When Jeffries finally does arrive, fully an hour late, he is apologetic and cheerful, with a grin on his angular face. After greeting the class enthusiastically in ancient Egyptian -- "Hautep!" -- and receiving a decidedly lukewarm "Hautep" back, he explains that he has been trying to retrieve his clothes from the laundry, but it has burned down.

According to Jeffries, the class will focus on African contributions to world civilization that have been ignored by Eurocentric scholars. He begins by scribbling a chalkboard chart featuring "the sun people" (i.e., people of color) at one corner of a triangle and "the ice people" (i.e., not people of color) at another. Next to the latter he jots down a few salient attributes: "individualist," "competitive," "exploitative." Jeffries explains that his chart "gives us a paradigm for looking at the world. We're not talking about superiority and inferiority, but we're talking about the important factor of melanin." Blacks have more melanin -- a skin pigment -- than whites; Jeffries asserts, "It allows us to negotiate the vibrations of the universe and to deal with the ultraviolet rays of the sun." He draws a smaller triangle with "RNA" and "DNA" at the corners and "melanin" on top. Another paradigm?

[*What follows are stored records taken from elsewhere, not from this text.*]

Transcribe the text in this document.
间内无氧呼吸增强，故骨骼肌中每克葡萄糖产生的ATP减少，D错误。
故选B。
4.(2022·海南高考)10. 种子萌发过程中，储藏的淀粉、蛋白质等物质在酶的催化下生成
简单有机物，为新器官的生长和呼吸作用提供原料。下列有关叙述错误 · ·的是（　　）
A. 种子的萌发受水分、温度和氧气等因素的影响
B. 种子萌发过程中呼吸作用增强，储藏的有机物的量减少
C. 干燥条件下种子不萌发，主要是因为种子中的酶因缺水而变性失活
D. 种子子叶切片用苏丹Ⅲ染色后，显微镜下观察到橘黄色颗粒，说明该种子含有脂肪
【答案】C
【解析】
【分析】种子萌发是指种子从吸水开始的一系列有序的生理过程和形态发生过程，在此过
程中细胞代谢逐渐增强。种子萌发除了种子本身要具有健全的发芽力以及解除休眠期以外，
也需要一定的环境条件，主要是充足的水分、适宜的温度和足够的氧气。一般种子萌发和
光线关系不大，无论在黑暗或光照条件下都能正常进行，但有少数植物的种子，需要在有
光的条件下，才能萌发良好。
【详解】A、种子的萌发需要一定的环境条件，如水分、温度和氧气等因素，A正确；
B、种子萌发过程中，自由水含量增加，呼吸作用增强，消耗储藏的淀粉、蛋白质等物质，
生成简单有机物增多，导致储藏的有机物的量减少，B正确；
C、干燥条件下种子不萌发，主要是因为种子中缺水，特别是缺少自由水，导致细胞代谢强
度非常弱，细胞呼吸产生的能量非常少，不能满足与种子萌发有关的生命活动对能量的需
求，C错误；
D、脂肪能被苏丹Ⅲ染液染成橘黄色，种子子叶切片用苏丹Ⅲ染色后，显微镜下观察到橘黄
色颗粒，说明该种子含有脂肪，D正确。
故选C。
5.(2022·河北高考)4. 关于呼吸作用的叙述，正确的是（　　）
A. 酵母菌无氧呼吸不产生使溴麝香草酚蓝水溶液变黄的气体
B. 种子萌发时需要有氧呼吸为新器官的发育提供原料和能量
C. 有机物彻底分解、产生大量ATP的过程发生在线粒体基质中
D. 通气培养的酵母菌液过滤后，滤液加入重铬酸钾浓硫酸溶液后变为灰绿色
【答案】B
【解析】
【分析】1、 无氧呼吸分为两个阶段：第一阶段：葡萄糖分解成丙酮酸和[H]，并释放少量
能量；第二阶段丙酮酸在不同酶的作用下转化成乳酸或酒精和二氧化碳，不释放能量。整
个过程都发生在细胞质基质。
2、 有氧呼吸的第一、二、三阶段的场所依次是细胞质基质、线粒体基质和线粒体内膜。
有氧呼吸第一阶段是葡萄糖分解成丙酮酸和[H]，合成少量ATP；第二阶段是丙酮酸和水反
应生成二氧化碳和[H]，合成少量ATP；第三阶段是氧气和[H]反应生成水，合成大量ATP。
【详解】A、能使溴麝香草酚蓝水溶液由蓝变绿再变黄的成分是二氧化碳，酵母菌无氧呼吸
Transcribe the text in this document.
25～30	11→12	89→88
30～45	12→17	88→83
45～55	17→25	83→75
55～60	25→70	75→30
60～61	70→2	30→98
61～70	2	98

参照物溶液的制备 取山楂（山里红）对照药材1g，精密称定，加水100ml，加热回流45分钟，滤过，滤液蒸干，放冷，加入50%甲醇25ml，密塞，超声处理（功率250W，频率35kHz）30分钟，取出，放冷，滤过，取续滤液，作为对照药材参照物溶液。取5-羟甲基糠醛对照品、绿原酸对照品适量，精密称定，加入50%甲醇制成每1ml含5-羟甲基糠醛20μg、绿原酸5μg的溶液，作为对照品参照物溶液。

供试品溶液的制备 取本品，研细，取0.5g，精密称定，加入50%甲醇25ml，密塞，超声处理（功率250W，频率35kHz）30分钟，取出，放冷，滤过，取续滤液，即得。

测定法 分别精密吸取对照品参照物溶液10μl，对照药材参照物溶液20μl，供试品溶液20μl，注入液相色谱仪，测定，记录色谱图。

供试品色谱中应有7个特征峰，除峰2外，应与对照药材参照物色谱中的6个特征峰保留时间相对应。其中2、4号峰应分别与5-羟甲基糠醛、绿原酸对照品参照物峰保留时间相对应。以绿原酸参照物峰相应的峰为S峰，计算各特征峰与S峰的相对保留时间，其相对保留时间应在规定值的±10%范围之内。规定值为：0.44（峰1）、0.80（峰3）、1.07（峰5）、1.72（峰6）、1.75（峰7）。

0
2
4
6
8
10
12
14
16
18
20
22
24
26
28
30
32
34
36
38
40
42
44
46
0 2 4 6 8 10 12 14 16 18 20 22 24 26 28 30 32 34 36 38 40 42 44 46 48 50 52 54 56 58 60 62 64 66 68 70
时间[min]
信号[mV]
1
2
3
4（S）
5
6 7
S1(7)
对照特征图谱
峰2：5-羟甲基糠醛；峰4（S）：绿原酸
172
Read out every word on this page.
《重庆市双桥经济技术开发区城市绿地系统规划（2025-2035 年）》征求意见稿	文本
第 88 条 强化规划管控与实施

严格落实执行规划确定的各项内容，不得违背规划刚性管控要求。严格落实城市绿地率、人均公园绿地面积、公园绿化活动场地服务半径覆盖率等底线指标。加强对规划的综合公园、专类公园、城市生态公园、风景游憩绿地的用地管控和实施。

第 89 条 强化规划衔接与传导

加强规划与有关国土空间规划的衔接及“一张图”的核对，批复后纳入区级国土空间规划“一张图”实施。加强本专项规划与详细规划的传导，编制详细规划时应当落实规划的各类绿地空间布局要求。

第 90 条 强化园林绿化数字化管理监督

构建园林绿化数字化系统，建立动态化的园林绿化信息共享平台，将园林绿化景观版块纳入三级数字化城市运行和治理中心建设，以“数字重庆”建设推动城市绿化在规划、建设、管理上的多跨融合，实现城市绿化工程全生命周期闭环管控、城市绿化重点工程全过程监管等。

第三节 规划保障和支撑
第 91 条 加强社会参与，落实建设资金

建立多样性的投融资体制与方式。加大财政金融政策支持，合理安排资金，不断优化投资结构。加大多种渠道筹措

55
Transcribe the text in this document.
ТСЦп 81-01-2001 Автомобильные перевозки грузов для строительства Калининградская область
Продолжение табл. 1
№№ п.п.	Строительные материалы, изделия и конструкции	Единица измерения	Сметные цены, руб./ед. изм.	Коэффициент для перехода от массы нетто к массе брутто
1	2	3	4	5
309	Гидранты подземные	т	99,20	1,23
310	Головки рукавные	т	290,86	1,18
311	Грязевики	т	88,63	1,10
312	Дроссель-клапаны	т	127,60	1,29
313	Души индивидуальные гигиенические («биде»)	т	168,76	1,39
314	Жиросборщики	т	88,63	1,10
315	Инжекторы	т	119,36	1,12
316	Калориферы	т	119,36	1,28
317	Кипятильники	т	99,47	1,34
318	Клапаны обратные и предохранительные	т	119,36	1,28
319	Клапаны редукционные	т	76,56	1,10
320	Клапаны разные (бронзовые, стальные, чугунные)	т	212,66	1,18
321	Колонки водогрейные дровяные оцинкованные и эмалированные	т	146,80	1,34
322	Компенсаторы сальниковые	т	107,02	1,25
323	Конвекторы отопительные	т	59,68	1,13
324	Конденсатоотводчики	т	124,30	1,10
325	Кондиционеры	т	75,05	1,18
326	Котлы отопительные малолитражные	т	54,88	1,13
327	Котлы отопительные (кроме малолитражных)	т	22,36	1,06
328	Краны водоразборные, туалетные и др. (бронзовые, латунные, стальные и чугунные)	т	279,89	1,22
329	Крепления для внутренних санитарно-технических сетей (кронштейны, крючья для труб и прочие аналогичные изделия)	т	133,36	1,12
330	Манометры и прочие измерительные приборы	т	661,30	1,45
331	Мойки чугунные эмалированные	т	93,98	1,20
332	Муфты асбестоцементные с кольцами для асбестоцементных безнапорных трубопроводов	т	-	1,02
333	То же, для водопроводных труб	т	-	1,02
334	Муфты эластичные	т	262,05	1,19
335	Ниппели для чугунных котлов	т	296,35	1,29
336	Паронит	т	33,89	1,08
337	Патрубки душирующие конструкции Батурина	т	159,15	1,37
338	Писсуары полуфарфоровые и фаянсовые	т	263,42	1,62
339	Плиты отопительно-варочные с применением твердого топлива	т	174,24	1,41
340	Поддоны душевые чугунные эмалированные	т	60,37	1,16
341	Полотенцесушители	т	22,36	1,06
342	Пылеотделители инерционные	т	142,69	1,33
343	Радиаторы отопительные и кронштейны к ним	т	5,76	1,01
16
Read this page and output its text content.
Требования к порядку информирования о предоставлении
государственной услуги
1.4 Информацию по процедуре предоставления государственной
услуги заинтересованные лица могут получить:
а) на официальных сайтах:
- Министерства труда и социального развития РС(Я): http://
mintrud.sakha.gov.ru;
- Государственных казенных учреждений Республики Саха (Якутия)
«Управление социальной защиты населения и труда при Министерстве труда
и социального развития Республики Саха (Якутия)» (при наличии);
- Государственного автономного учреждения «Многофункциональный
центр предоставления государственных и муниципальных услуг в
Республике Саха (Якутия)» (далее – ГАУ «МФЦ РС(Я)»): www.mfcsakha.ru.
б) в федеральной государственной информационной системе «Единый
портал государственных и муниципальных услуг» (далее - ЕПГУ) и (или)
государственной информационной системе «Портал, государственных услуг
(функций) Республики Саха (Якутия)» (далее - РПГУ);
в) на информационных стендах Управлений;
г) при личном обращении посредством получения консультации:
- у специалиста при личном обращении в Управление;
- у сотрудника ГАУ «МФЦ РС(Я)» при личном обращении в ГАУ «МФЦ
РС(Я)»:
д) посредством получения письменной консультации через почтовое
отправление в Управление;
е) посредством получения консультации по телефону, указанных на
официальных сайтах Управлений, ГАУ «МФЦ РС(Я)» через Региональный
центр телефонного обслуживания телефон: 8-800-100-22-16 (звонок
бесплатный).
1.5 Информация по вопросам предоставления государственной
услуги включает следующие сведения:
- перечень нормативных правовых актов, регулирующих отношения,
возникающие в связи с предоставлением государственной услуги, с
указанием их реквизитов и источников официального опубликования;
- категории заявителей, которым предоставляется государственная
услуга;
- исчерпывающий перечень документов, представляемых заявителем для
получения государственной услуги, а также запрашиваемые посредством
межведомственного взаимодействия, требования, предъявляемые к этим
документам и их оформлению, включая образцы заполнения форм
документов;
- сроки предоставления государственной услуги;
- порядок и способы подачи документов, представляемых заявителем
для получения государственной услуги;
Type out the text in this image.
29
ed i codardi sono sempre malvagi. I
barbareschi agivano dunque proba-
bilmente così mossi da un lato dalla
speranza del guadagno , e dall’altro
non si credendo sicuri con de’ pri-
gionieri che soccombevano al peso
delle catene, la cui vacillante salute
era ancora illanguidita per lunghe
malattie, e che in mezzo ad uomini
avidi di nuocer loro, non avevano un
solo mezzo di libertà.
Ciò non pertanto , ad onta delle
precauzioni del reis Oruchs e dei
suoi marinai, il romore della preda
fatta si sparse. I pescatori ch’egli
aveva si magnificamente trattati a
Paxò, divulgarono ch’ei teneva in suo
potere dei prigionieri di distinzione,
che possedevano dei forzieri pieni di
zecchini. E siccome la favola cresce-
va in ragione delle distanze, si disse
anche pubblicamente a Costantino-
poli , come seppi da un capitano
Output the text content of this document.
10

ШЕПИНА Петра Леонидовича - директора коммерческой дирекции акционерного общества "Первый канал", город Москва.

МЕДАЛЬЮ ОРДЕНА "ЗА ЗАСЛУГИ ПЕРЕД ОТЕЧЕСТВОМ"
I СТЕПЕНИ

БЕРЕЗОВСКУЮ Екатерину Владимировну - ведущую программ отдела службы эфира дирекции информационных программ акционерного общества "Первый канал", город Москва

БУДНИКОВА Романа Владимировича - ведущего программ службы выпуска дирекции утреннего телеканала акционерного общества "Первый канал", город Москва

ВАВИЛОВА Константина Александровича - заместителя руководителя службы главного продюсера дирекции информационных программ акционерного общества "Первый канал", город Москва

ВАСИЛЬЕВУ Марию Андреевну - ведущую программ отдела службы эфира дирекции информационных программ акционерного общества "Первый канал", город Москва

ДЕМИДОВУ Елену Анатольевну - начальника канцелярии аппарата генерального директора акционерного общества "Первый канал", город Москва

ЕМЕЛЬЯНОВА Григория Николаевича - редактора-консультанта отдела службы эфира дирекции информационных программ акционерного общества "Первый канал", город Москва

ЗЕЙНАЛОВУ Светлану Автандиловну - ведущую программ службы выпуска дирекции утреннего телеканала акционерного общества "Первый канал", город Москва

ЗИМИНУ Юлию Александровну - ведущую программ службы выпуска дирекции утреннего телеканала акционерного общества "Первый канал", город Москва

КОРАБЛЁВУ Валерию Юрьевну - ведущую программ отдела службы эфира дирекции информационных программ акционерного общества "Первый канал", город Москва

Returning to the large triangle, he offers a synthesis: "((This is)) the aspect of internal-external, the aspect of systems analysis the aspect of various bodies of knowledge that you have to master in order to quote this material and do what? Critically think," he answers decisively. "The idea is to get you to be critical thinkers."

As class breaks up, students gather around the professor and ask questions. Most are interested in how many papers they will have to write. A reporter asks for a clarification of the DNA-RNA-melanin triangle. "Well, for one thing," Jeffries replies, "you want to have the duality-polarity in life." Two or three students glance about nervously. "There's a mix," he says, and adds, his voice getting softer, "a mix of DNA, RNA, and there's a not-too- understood question of melanin, the organized molecule, in the beginning. And this is the relationship that produces the processes of life, the multiplicity of cells " Now several students are shooting embarrassed glances at one another. "So what we're trying to say is that there are deep things in biology, in psychology, in geometry, in philosophy, in theology, we don't understand." Uh-huh.